Simpson claims that the internet ruined the analog serendipity. That the act of randomly stumbling onto something obscure but awesome while browsing through record or book stacks is now gone forever:
There is nothing left to “discover,” because the Internet already knows all. If you “find” a new bad thing, it’s likely on a blog that millions of other people read daily. If you “find” a new movie, like the somehow-growing-in-popularity Sharknado, it’s because you read one of the millions of blogs that paid far too much attention to a movie that, in the old days, would have gone straight into a straight-to-DVD bargain bin.
But I think this line of reasoning is not only wrong, but also silly. I mean, how does he think these obscure records or movies got into the brick and mortar store to begin with? Someone had to invest into these things, publish them, pay to ship them to the stores. The owner of the store have had to consider that particular title profitable enough to leave it on the shelf instead of tossing it out and replacing it with something better.
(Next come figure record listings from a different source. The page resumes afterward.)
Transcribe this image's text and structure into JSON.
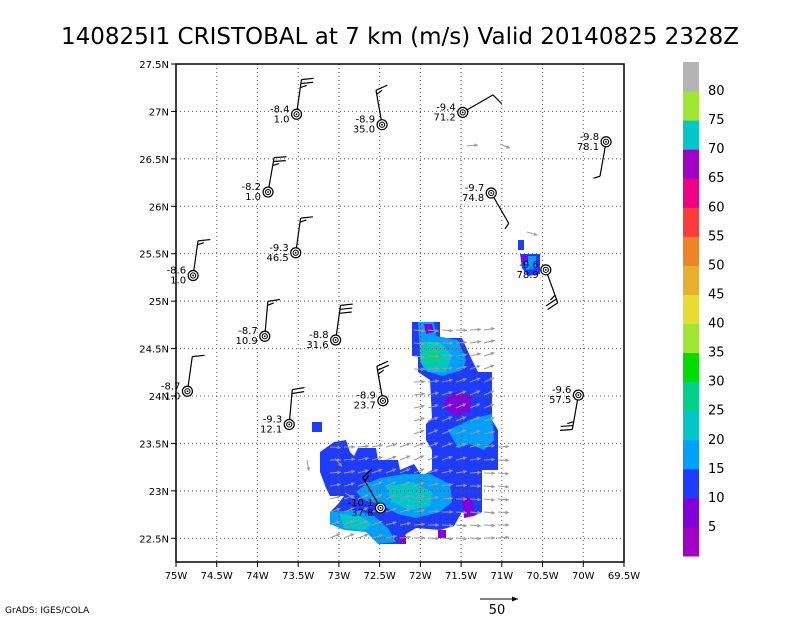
{
  "title": "140825I1 CRISTOBAL at 7 km (m/s) Valid 20140825 2328Z",
  "credit": "GrADS: IGES/COLA",
  "reference_vector": {
    "label": "50"
  },
  "chart_data": {
    "type": "map",
    "title": "140825I1 CRISTOBAL at 7 km (m/s) Valid 20140825 2328Z",
    "xlim": [
      -75.0,
      -69.5
    ],
    "ylim": [
      22.25,
      27.5
    ],
    "x_ticks": [
      {
        "v": -75.0,
        "label": "75W"
      },
      {
        "v": -74.5,
        "label": "74.5W"
      },
      {
        "v": -74.0,
        "label": "74W"
      },
      {
        "v": -73.5,
        "label": "73.5W"
      },
      {
        "v": -73.0,
        "label": "73W"
      },
      {
        "v": -72.5,
        "label": "72.5W"
      },
      {
        "v": -72.0,
        "label": "72W"
      },
      {
        "v": -71.5,
        "label": "71.5W"
      },
      {
        "v": -71.0,
        "label": "71W"
      },
      {
        "v": -70.5,
        "label": "70.5W"
      },
      {
        "v": -70.0,
        "label": "70W"
      },
      {
        "v": -69.5,
        "label": "69.5W"
      }
    ],
    "y_ticks": [
      {
        "v": 22.5,
        "label": "22.5N"
      },
      {
        "v": 23.0,
        "label": "23N"
      },
      {
        "v": 23.5,
        "label": "23.5N"
      },
      {
        "v": 24.0,
        "label": "24N"
      },
      {
        "v": 24.5,
        "label": "24.5N"
      },
      {
        "v": 25.0,
        "label": "25N"
      },
      {
        "v": 25.5,
        "label": "25.5N"
      },
      {
        "v": 26.0,
        "label": "26N"
      },
      {
        "v": 26.5,
        "label": "26.5N"
      },
      {
        "v": 27.0,
        "label": "27N"
      },
      {
        "v": 27.5,
        "label": "27.5N"
      }
    ],
    "grid": true,
    "colorbar": {
      "placement": "right",
      "labels": [
        "5",
        "10",
        "15",
        "20",
        "25",
        "30",
        "35",
        "40",
        "45",
        "50",
        "55",
        "60",
        "65",
        "70",
        "75",
        "80"
      ],
      "colors": [
        "#a000c8",
        "#8200dc",
        "#1e3cff",
        "#00a0ff",
        "#00c8c8",
        "#00d28c",
        "#00dc00",
        "#a0e632",
        "#e6dc32",
        "#e6af2d",
        "#f08228",
        "#fa3c3c",
        "#f00082",
        "#a000c8",
        "#00c8c8",
        "#a0e632",
        "#b4b4b4"
      ]
    },
    "stations": [
      {
        "lon": -73.52,
        "lat": 26.97,
        "temp": "-8.4",
        "rh": "1.0",
        "dir": 8,
        "spd": 25
      },
      {
        "lon": -72.47,
        "lat": 26.86,
        "temp": "-8.9",
        "rh": "35.0",
        "dir": 350,
        "spd": 15
      },
      {
        "lon": -71.48,
        "lat": 26.99,
        "temp": "-9.4",
        "rh": "71.2",
        "dir": 60,
        "spd": 10
      },
      {
        "lon": -69.72,
        "lat": 26.68,
        "temp": "-9.8",
        "rh": "78.1",
        "dir": 190,
        "spd": 5
      },
      {
        "lon": -73.87,
        "lat": 26.15,
        "temp": "-8.2",
        "rh": "1.0",
        "dir": 10,
        "spd": 25
      },
      {
        "lon": -71.13,
        "lat": 26.14,
        "temp": "-9.7",
        "rh": "74.8",
        "dir": 150,
        "spd": 5
      },
      {
        "lon": -73.53,
        "lat": 25.51,
        "temp": "-9.3",
        "rh": "46.5",
        "dir": 8,
        "spd": 15
      },
      {
        "lon": -74.79,
        "lat": 25.27,
        "temp": "-8.6",
        "rh": "1.0",
        "dir": 8,
        "spd": 15
      },
      {
        "lon": -70.46,
        "lat": 25.33,
        "temp": "-9.6",
        "rh": "78.9",
        "dir": 160,
        "spd": 25
      },
      {
        "lon": -73.91,
        "lat": 24.63,
        "temp": "-8.7",
        "rh": "10.9",
        "dir": 5,
        "spd": 15
      },
      {
        "lon": -73.04,
        "lat": 24.59,
        "temp": "-8.8",
        "rh": "31.6",
        "dir": 8,
        "spd": 30
      },
      {
        "lon": -74.86,
        "lat": 24.05,
        "temp": "-8.7",
        "rh": "1.0",
        "dir": 8,
        "spd": 10
      },
      {
        "lon": -72.46,
        "lat": 23.95,
        "temp": "-8.9",
        "rh": "23.7",
        "dir": 350,
        "spd": 25
      },
      {
        "lon": -70.06,
        "lat": 24.01,
        "temp": "-9.6",
        "rh": "57.5",
        "dir": 190,
        "spd": 25
      },
      {
        "lon": -73.61,
        "lat": 23.7,
        "temp": "-9.3",
        "rh": "12.1",
        "dir": 5,
        "spd": 20
      },
      {
        "lon": -72.49,
        "lat": 22.82,
        "temp": "-10.1",
        "rh": "37.8",
        "dir": 330,
        "spd": 15
      }
    ]
  }
}
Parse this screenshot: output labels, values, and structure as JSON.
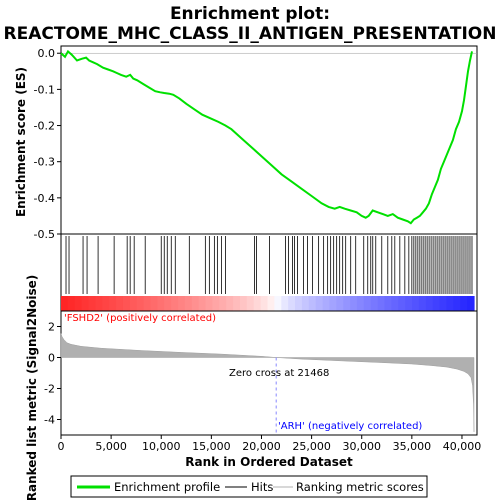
{
  "chart_data": [
    {
      "type": "line",
      "title": "Enrichment plot:",
      "subtitle": "REACTOME_MHC_CLASS_II_ANTIGEN_PRESENTATION",
      "ylabel": "Enrichment score (ES)",
      "xlim": [
        0,
        41500
      ],
      "ylim": [
        -0.5,
        0.02
      ],
      "yticks": [
        0.0,
        -0.1,
        -0.2,
        -0.3,
        -0.4,
        -0.5
      ],
      "yticklabels": [
        "0.0",
        "-0.1",
        "-0.2",
        "-0.3",
        "-0.4",
        "-0.5"
      ],
      "series": [
        {
          "name": "Enrichment profile",
          "color": "#00e000",
          "x": [
            0,
            400,
            700,
            1100,
            1600,
            2100,
            2500,
            2800,
            3200,
            3600,
            4200,
            4700,
            5200,
            5600,
            6000,
            6500,
            6900,
            7200,
            7600,
            8200,
            8800,
            9400,
            9900,
            10300,
            10800,
            11200,
            11800,
            12500,
            13300,
            14100,
            14900,
            15700,
            16400,
            17000,
            18000,
            19000,
            20000,
            21000,
            22000,
            23000,
            24000,
            25000,
            26000,
            26700,
            27300,
            27800,
            28300,
            28900,
            29500,
            30000,
            30400,
            30700,
            31100,
            31600,
            32100,
            32600,
            33100,
            33600,
            34100,
            34600,
            34900,
            35200,
            35500,
            35800,
            36100,
            36400,
            36700,
            37000,
            37300,
            37600,
            37900,
            38200,
            38500,
            38800,
            39100,
            39400,
            39700,
            40000,
            40200,
            40400,
            40600,
            40800,
            41000
          ],
          "y": [
            0.0,
            -0.01,
            0.005,
            -0.005,
            -0.02,
            -0.015,
            -0.012,
            -0.02,
            -0.025,
            -0.03,
            -0.04,
            -0.045,
            -0.05,
            -0.055,
            -0.06,
            -0.065,
            -0.06,
            -0.07,
            -0.075,
            -0.085,
            -0.095,
            -0.105,
            -0.108,
            -0.11,
            -0.112,
            -0.115,
            -0.125,
            -0.14,
            -0.155,
            -0.17,
            -0.18,
            -0.19,
            -0.2,
            -0.21,
            -0.235,
            -0.26,
            -0.285,
            -0.31,
            -0.335,
            -0.355,
            -0.375,
            -0.395,
            -0.415,
            -0.425,
            -0.43,
            -0.425,
            -0.43,
            -0.435,
            -0.44,
            -0.45,
            -0.455,
            -0.45,
            -0.435,
            -0.44,
            -0.445,
            -0.45,
            -0.445,
            -0.455,
            -0.46,
            -0.465,
            -0.47,
            -0.46,
            -0.455,
            -0.45,
            -0.44,
            -0.43,
            -0.415,
            -0.39,
            -0.37,
            -0.35,
            -0.32,
            -0.3,
            -0.28,
            -0.26,
            -0.24,
            -0.21,
            -0.19,
            -0.16,
            -0.13,
            -0.09,
            -0.05,
            -0.02,
            0.005
          ]
        }
      ]
    },
    {
      "type": "heatmap",
      "series": [
        {
          "name": "Hits",
          "color": "#000000",
          "x": [
            500,
            800,
            2200,
            2600,
            3700,
            5300,
            6600,
            6900,
            7300,
            8400,
            10000,
            10300,
            10600,
            11000,
            11400,
            12800,
            14400,
            14800,
            15300,
            15600,
            16000,
            16400,
            19300,
            19500,
            20800,
            22400,
            22700,
            23100,
            23300,
            23600,
            24200,
            24600,
            25100,
            25700,
            26200,
            26600,
            26900,
            27200,
            27500,
            27800,
            28100,
            28400,
            28900,
            29400,
            30200,
            30600,
            30900,
            31100,
            31400,
            32000,
            32600,
            33000,
            33300,
            33800,
            34300,
            34700,
            35000,
            35200,
            35400,
            35600,
            35800,
            36000,
            36200,
            36400,
            36600,
            36800,
            37000,
            37200,
            37400,
            37600,
            37800,
            38000,
            38200,
            38400,
            38600,
            38800,
            39000,
            39200,
            39400,
            39600,
            39800,
            40000,
            40200,
            40400,
            40600,
            40800,
            41000
          ]
        }
      ]
    },
    {
      "type": "area",
      "xlabel": "Rank in Ordered Dataset",
      "ylabel": "Ranked list metric (Signal2Noise)",
      "xlim": [
        0,
        41500
      ],
      "ylim": [
        -5,
        3
      ],
      "xticks": [
        0,
        5000,
        10000,
        15000,
        20000,
        25000,
        30000,
        35000,
        40000
      ],
      "xticklabels": [
        "0",
        "5,000",
        "10,000",
        "15,000",
        "20,000",
        "25,000",
        "30,000",
        "35,000",
        "40,000"
      ],
      "yticks": [
        2,
        0,
        -2,
        -4
      ],
      "yticklabels": [
        "2",
        "0",
        "-2",
        "-4"
      ],
      "series": [
        {
          "name": "Ranking metric scores",
          "color": "#b0b0b0",
          "x": [
            0,
            100,
            300,
            600,
            1000,
            2000,
            4000,
            8000,
            12000,
            16000,
            20000,
            21468,
            24000,
            28000,
            32000,
            35000,
            37000,
            38500,
            39500,
            40200,
            40600,
            40900,
            41050,
            41150,
            41200
          ],
          "y": [
            1.55,
            1.35,
            1.15,
            0.95,
            0.85,
            0.72,
            0.6,
            0.45,
            0.33,
            0.22,
            0.08,
            0.0,
            -0.1,
            -0.22,
            -0.33,
            -0.42,
            -0.52,
            -0.62,
            -0.75,
            -0.9,
            -1.05,
            -1.3,
            -1.8,
            -3.0,
            -4.8
          ]
        }
      ],
      "annotations": [
        "'FSHD2' (positively correlated)",
        "Zero cross at 21468",
        "'ARH' (negatively correlated)"
      ],
      "zero_cross": 21468
    }
  ],
  "legend": {
    "placement": "bottom",
    "items": [
      {
        "label": "Enrichment profile",
        "color": "#00e000"
      },
      {
        "label": "Hits",
        "color": "#000000"
      },
      {
        "label": "Ranking metric scores",
        "color": "#b0b0b0"
      }
    ]
  },
  "colors": {
    "positive": "#ff0000",
    "negative": "#0000ff",
    "frame": "#000000"
  }
}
In brick and mortar establishment even the bargain bin shelving space comes at a premium.
Mark Ciocco wrote a great response to Simpson’s article on his blog
You weren’t “discovering” anything back in the day either. It probably felt like you were, but you weren’t. The internet is just allowing you to easily find and connect with all your fellow travelers. Occasionally something goes viral, but so what? Yeah, sometimes it sucks when a funny joke gets overtold, but hey, that’s life and it happens all the time. Simpson mentions Sharknado as if it came out of nowhere. The truth of the matter is that Sharknado is the culmination of decades of crappy cult SciFi (now SyFy) movies.
You know what? He is absolutely right. Record and book stores are not places for truly random finds. The only things you can find there are already moderately commercially successful products that had industry backing. If you want to revel in true obscurity and find things that could never see the light of day without digital distribution platform, the internet is the place to go. It is the place where you can find a self published Science Fiction gem such as Metamorphosis of Prime Intellect by Roger Williams. A book that no traditional publisher wanted to touch, but which was once upon a time featured on Slashdot, and which to this day keeps cropping up on Reddit every few months always gathering positive reviews and causing interesting discussions.
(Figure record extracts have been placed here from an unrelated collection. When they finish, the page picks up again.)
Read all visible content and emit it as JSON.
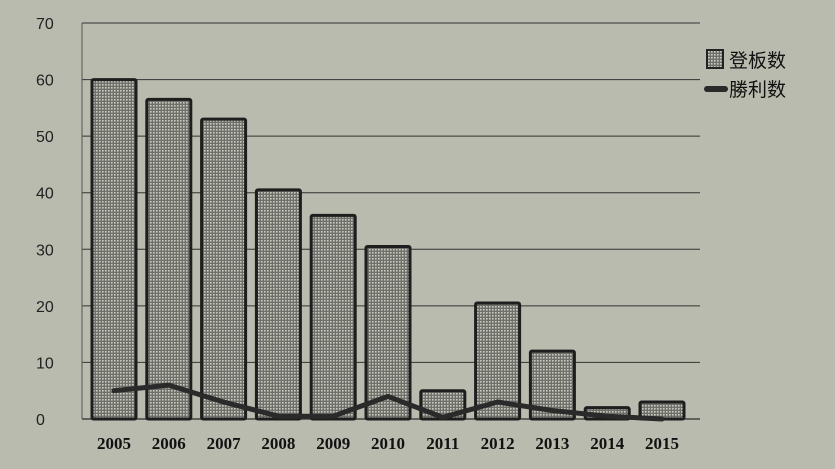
{
  "chart_data": {
    "type": "bar",
    "categories": [
      "2005",
      "2006",
      "2007",
      "2008",
      "2009",
      "2010",
      "2011",
      "2012",
      "2013",
      "2014",
      "2015"
    ],
    "series": [
      {
        "name": "登板数",
        "type": "bar",
        "values": [
          60,
          56.5,
          53,
          40.5,
          36,
          30.5,
          5,
          20.5,
          12,
          2,
          3
        ]
      },
      {
        "name": "勝利数",
        "type": "line",
        "values": [
          5,
          6,
          3,
          0.5,
          0.5,
          4,
          0.3,
          3,
          1.5,
          0.5,
          0
        ]
      }
    ],
    "ylim": [
      0,
      70
    ],
    "yticks": [
      0,
      10,
      20,
      30,
      40,
      50,
      60,
      70
    ],
    "grid": true,
    "legend": "right",
    "colors": {
      "background": "#b8bbad",
      "bar_fill": "#8e8e88",
      "line": "#2a2a2a",
      "grid": "#333333"
    }
  }
}
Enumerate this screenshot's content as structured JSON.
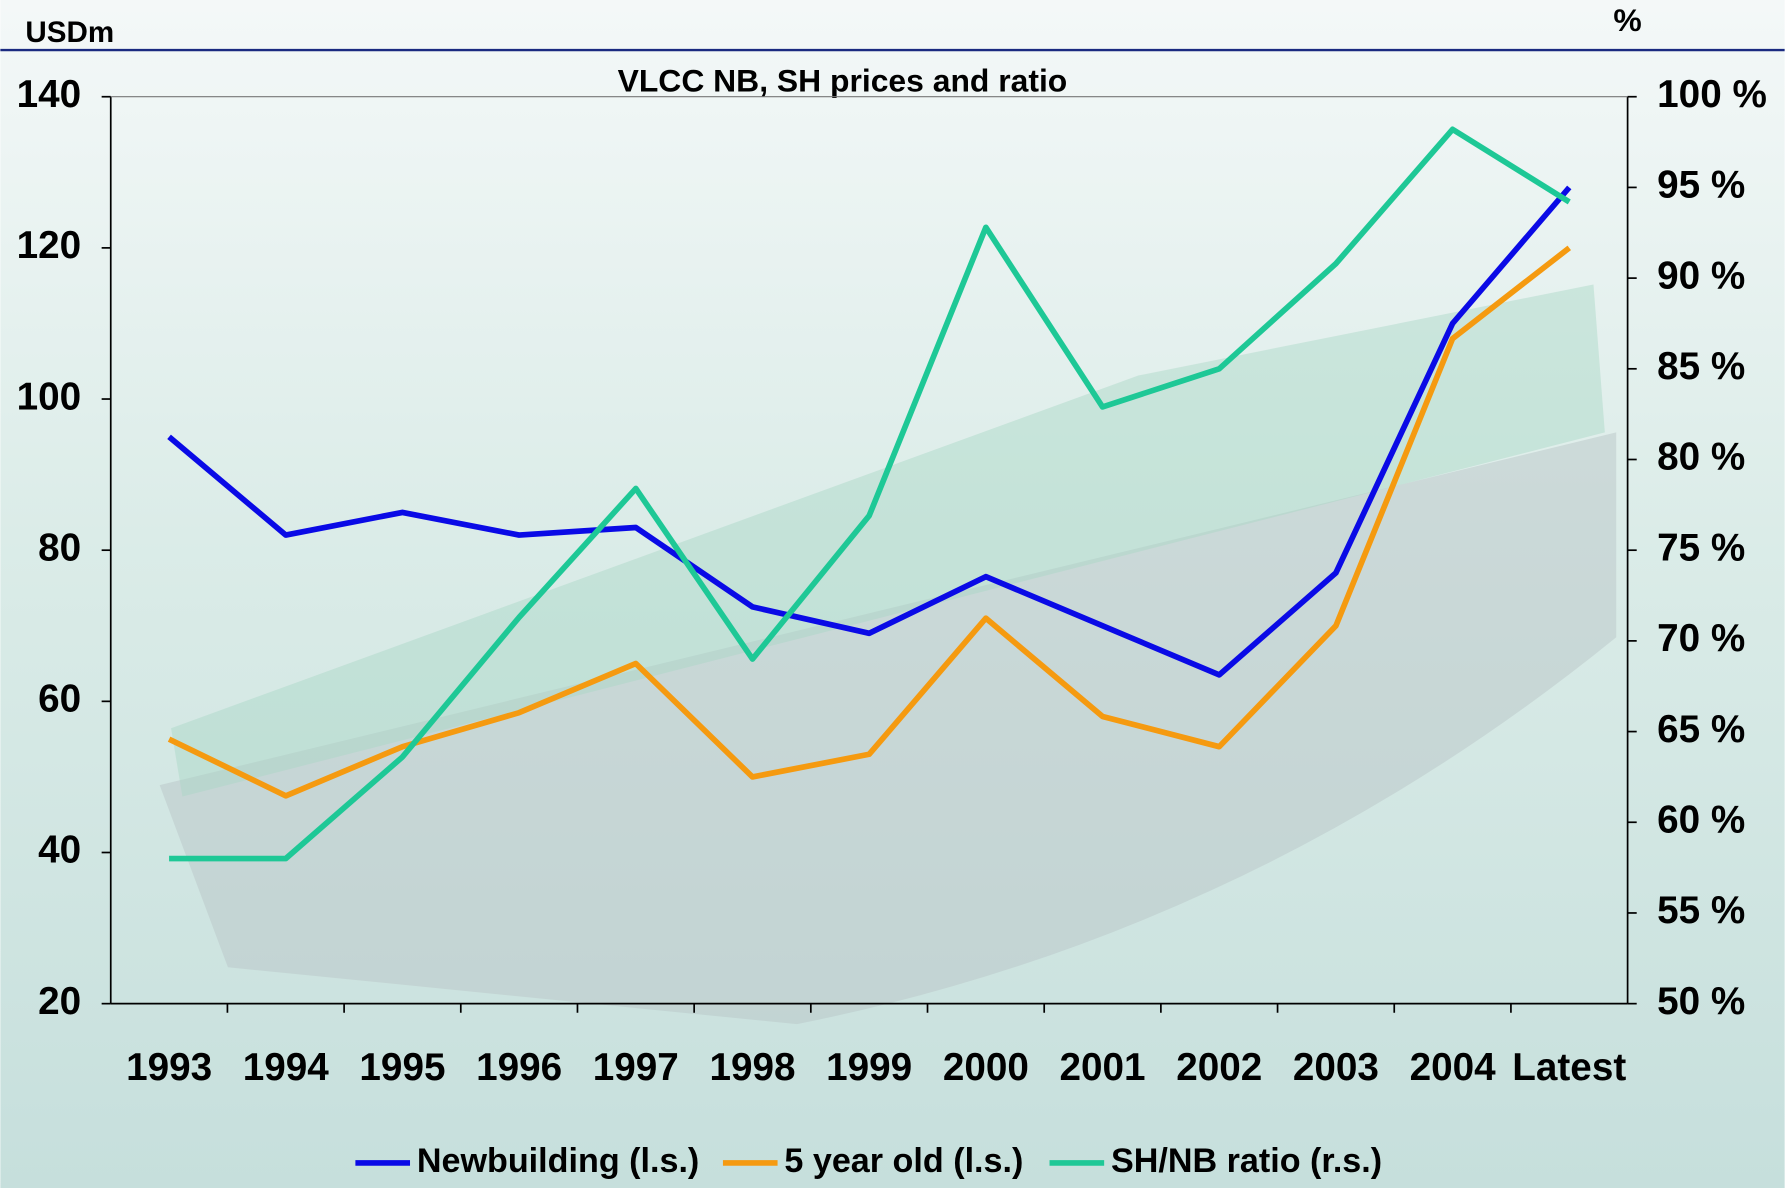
{
  "chart_data": {
    "type": "line",
    "title": "VLCC NB, SH prices and ratio",
    "y_label": "USDm",
    "y2_label": "%",
    "categories": [
      "1993",
      "1994",
      "1995",
      "1996",
      "1997",
      "1998",
      "1999",
      "2000",
      "2001",
      "2002",
      "2003",
      "2004",
      "Latest"
    ],
    "series": [
      {
        "name": "Newbuilding (l.s.)",
        "color": "#0a0ae6",
        "values": [
          95,
          82,
          85,
          82,
          83,
          72.5,
          69,
          76.5,
          70,
          63.5,
          77,
          110,
          128
        ]
      },
      {
        "name": "5 year old (l.s.)",
        "color": "#f59a10",
        "values": [
          55,
          47.5,
          54,
          58.5,
          65,
          50,
          53,
          71,
          58,
          54,
          70,
          108,
          120
        ]
      },
      {
        "name": "SH/NB ratio (r.s.)",
        "color": "#1ec896",
        "axis": "y2",
        "values": [
          58,
          58,
          63.6,
          71.3,
          78.4,
          69,
          76.9,
          92.8,
          82.9,
          85,
          90.8,
          98.2,
          94.2
        ]
      }
    ],
    "ylim": [
      20,
      140
    ],
    "yticks": [
      20,
      40,
      60,
      80,
      100,
      120,
      140
    ],
    "y2lim": [
      50,
      100
    ],
    "y2ticks": [
      {
        "value": 50,
        "label": "50 %"
      },
      {
        "value": 55,
        "label": "55 %"
      },
      {
        "value": 60,
        "label": "60 %"
      },
      {
        "value": 65,
        "label": "65 %"
      },
      {
        "value": 70,
        "label": "70 %"
      },
      {
        "value": 75,
        "label": "75 %"
      },
      {
        "value": 80,
        "label": "80 %"
      },
      {
        "value": 85,
        "label": "85 %"
      },
      {
        "value": 90,
        "label": "90 %"
      },
      {
        "value": 95,
        "label": "95 %"
      },
      {
        "value": 100,
        "label": "100 %"
      }
    ],
    "legend": "bottom"
  }
}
If it wasn’t for a random picture I stumbled upon on some image board, I would have never discovered the wonderfully wacky and bizare Man after Man by Douglass Dixon. In fact I would have never even be able to read the book if it wasn’t for a scanned copy found on some Russian site because it has been out of print for decades and used copies are incredibly rare.
Compared with the wealth and diversity of crazy shit that is available on the internet, the narrow selection of mostly mainstream commercial products available in the traditional record and book stores seems completely unimpressive.
It’s actually quite funny that Mark mentions Digital Mumbles in his blog post as one of his resources he used for finding weird, awesome and obscure music. I actually know this blog too, but I found it through a series of semi-random stumbles across the web. Mumbles used to be on a let’s play series hosted by a guy who did that LoTR web comic which I found while browsing some D&D related blog which was linked somewhere in the rpg.net forums. Tell me more about the art of random find Mr. Simpson.